特にバップ、ブルースはたまらんのや。もうな、黒人になりたくて、毎日海で身体を焼いてるんや」
マスターのトークはユーモアに富んでいて、キャッチボールが楽しい。
会話もジャズしてるんだな。
さて、お会計をしよう。
すると、ぶらさがった籠からお釣りをいただくという、
またまたシュールな光景が見られた。
店内には、マスターの遊び心満載な手作りの作品が、いたるところにある。
ドアの取っ手や荷物掛けなど、どれもクリエイティブで面白い。
ジャズという音楽を、難しい、よくわからないと感じる人が多くいるようだ。かつては、私もそうだった。
マスターは、
「とにかく、ジャズをたくさんの人に聴いてもらえたら嬉しいんや。
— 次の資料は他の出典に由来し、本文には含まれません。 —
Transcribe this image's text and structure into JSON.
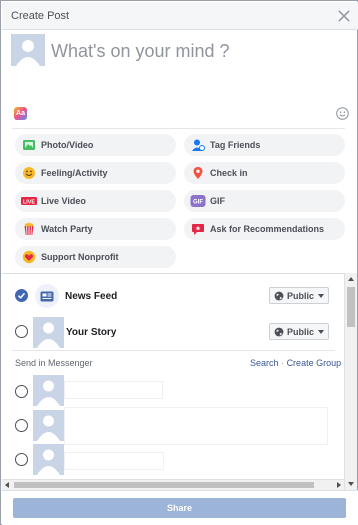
{
  "dialog": {
    "title": "Create Post",
    "close_icon": "close-icon"
  },
  "composer": {
    "placeholder": "What's on your mind ?"
  },
  "actions": [
    {
      "label": "Photo/Video",
      "icon": "photo-video-icon"
    },
    {
      "label": "Tag Friends",
      "icon": "tag-friends-icon"
    },
    {
      "label": "Feeling/Activity",
      "icon": "feeling-icon"
    },
    {
      "label": "Check in",
      "icon": "check-in-icon"
    },
    {
      "label": "Live Video",
      "icon": "live-video-icon",
      "badge": "LIVE"
    },
    {
      "label": "GIF",
      "icon": "gif-icon",
      "badge": "GIF"
    },
    {
      "label": "Watch Party",
      "icon": "watch-party-icon"
    },
    {
      "label": "Ask for Recommendations",
      "icon": "recommendations-icon"
    },
    {
      "label": "Support Nonprofit",
      "icon": "nonprofit-icon"
    }
  ],
  "audience": {
    "news_feed": {
      "label": "News Feed",
      "checked": true,
      "privacy": "Public"
    },
    "story": {
      "label": "Your Story",
      "checked": false,
      "privacy": "Public"
    }
  },
  "messenger": {
    "label": "Send in Messenger",
    "search_link": "Search",
    "separator": "·",
    "create_group_link": "Create Group"
  },
  "footer": {
    "share_label": "Share"
  },
  "colors": {
    "accent": "#4267b2",
    "share_disabled": "#9cb4d8",
    "link": "#385898"
  }
}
そして、若い人たちにも伝えていきたいんや」
と熱く語る。
音楽愛に溢れ、すべてのお客さんを温かく迎えてくれるこういうジャズ店を、
これからどんどん紹介していけたらと思う。
心が嬉しくなる、そんなジャズの輪が広がりますように。
プロフィール
酒井麻生代 Makiyo Sakai
大津市出身。11歳よりフルートを始め、山腰直弘氏、中務晴之氏に師事。
「全日本学生音楽コンクール」「びわ湖国際フルートコンクール」などで受賞。
大阪教育大学 教育学部教養学科芸術専攻音楽コース フルート科卒業。
その後、ジャズフルート奏者として活動の場を広げ、2013年に拠点を東京に移し、岡淳氏、グスターボ・アナクレート氏に師事。
2016年、ポニーキャニオンよりメジャーデビュー。クラシック曲をジャズにアレンジしたアルバム「Silver Painting」と「展覧会の絵」をリリース。
現在、都内を中心に、年間約240本のライブの他、テレビ出演やラジオ番組出演、その他、様々なアーティストのレコーディングに多数参加している。